This homework constitutes 10% of your course grade.
Download and unzip the file http://www.cnbc.cmu.edu/~plaut/IntroPDP/networks/digits.zip which contains files that define four different networks that learn from hand-written digits.
First, start up lens and load digits-enc.in. Click on "Train" to train the network for 300 epochs (i.e., 300 sweeps through all 3823 patterns; depending on how fast your laptop is, this may take a while.) You'll notice that the total error reaches a plateau of about 50,000 at about 20 epochs (where the network has only learned the general size and position of the digits, but is not differentiating among them much), but that the error starts dropping again at about 60 epochs and that it reaches just over 15,500 by epoch 300. (These error values are much larger than in the XOR problem because the error measure sums over output units and over examples, and there are many more of each in the current simulation.)
Now open the Unit Viewer. We don't really need to see target values (since they're the same as the inputs) so, under the menu "Value", select "Outputs" (rather than "Outputs and Targets"). Click on various examples of the digit zero to try to get an impression of how well the network is able to regenerate each input.
1A [15 pts.] Consider the two examples "0-train5" and "0-train24" in particular. Describe the differences between the inputs and outputs for these examples, and how the outputs in particular are related to other instances of zeros. Try to explain the results in terms of the general properties of learning in PDP networks.

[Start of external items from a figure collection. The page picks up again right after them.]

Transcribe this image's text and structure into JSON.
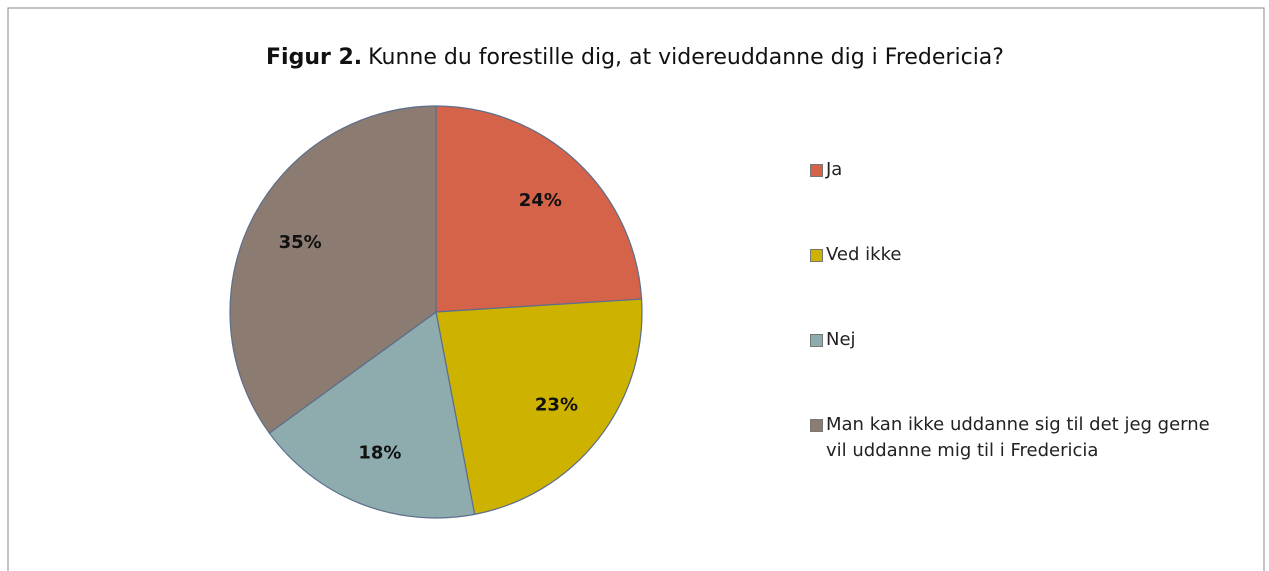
{
  "chart_data": {
    "type": "pie",
    "title_label": "Figur 2.",
    "title": "Kunne du forestille dig, at videreuddanne dig i Fredericia?",
    "categories": [
      "Ja",
      "Ved ikke",
      "Nej",
      "Man kan ikke uddanne sig til det jeg gerne vil uddanne mig til i Fredericia"
    ],
    "values": [
      24,
      23,
      18,
      35
    ],
    "value_labels": [
      "24%",
      "23%",
      "18%",
      "35%"
    ],
    "colors": [
      "#d4634a",
      "#cdb300",
      "#8eacae",
      "#8b7b70"
    ],
    "legend": "right"
  }
}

Now, right click on each of the hidden units in turn, to display their incoming and outgoing weights. You will probably want to adjust the slider on the right-hand side to see the weight values well, and you may want to change to the Black-Grey-White or Hinton Diagram palette.
1B [15 pts.] Characterize the kinds of features that the hidden units have learned and how they might combine to reconstruct specific digits.
From the main panel, click on "Run Script" and select digits-rec.in. This will load in the second network, which will learn to recognize each digit rather than to regenerate it. This network has the same number of hidden units (10) as the auto-encoder version. Note that you can switch back and forth between the two networks by clicking on "Network" in the upper left of the main panel and selecting the relevant network, which will help in comparing the two.
Train the recognition network for 150 epochs by clicking on the "Train" button. At this point, the network is producing relatively low error on the training set (just under 850). Now, right click on each of the hidden units in turn, to display their incoming and outgoing weights (just as you did for the auto-encoder network).
2A [20 pts.] Contrast the kinds of features learned by the recognition network with those learned by the auto-encoder network. Explain the differences in terms of the distinct demands of the two tasks.
Click on "Testing Set" at the top right of the main panel, select "digits-rec.train" and click "Test" (near the bottom) to test performance on the training set. Note the error per example and the percent of examples for which the output unit criterion is met. (For this network, the latter number is the percent of examples for which the correct output unit is the most active one.) Then set "Testing Set" to "digits-rec.test" and click "Test" to test generalization performance on the (untrained) testing set, noting the same performance measures.
Now set "Weight Updates" to 1000 and click "Train Network" in order to train to a total of 1150 epochs. This may take a while....
2B [15 pts.] Test the performance of the network on both the training and testing sets in the same way as you did after 150 epochs. Report the results for both 150 and 1150 epochs and explain them.
Click on "Run Script" in the main panel and select digits-deep.in. This will load in the third network, which is also trained to recognize digits but now has an additional hidden layer of 40 units between the input and what is now the second hidden layer of 10 units. Apart from having different initial random weights, all other aspects of the simulation, including learning parameters, are the same as for the standard recognition network (digits-rec.in).
Click on "Train" to train for 150 epochs. Test the performance of the deep network on both the training and testing sets, and compare the results to those for the standard network after 150 epochs of training. (You may want to use "Load Weights" to reload the latter's initial weights, digits-rec.init.wt, and train for 150 epochs again.)
3A [10 pts.] Why is performance of the deep sigmoid network so much worse than that of the standard sigmoid network? Try to relate your answer to the nature of the learning curve shown in the error graph for the deep network.
Finally, use "Run Script" to load in digits-deep-RELU.in. This network is identical to digits-deep.in except that the hidden units are rectified linear units (RELUs) instead of sigmoid units. (The network also includes a cost function for the hidden units that weakly penalizes large activation values.)
Click on "Train" to train for 150 epochs. Test the performance of the deep RELU network on both the training and testing sets, and compare the results to those for the deep sigmoid (digits-deep.in) and standard sigmoid (digits-rec.in) networks after 150 epochs of training.
3B [10 pts.] Why is performance of the deep RELU network better than that of the deep sigmoid network? How much additional training of the deep sigmoid network is needed to match the performance of the deep RELU network?
3C [15 pts.] Why is performance of the deep RELU network even better than that of the standard sigmoid network after 150 epochs of training for each? Be sure to consider all of the differences between the two networks.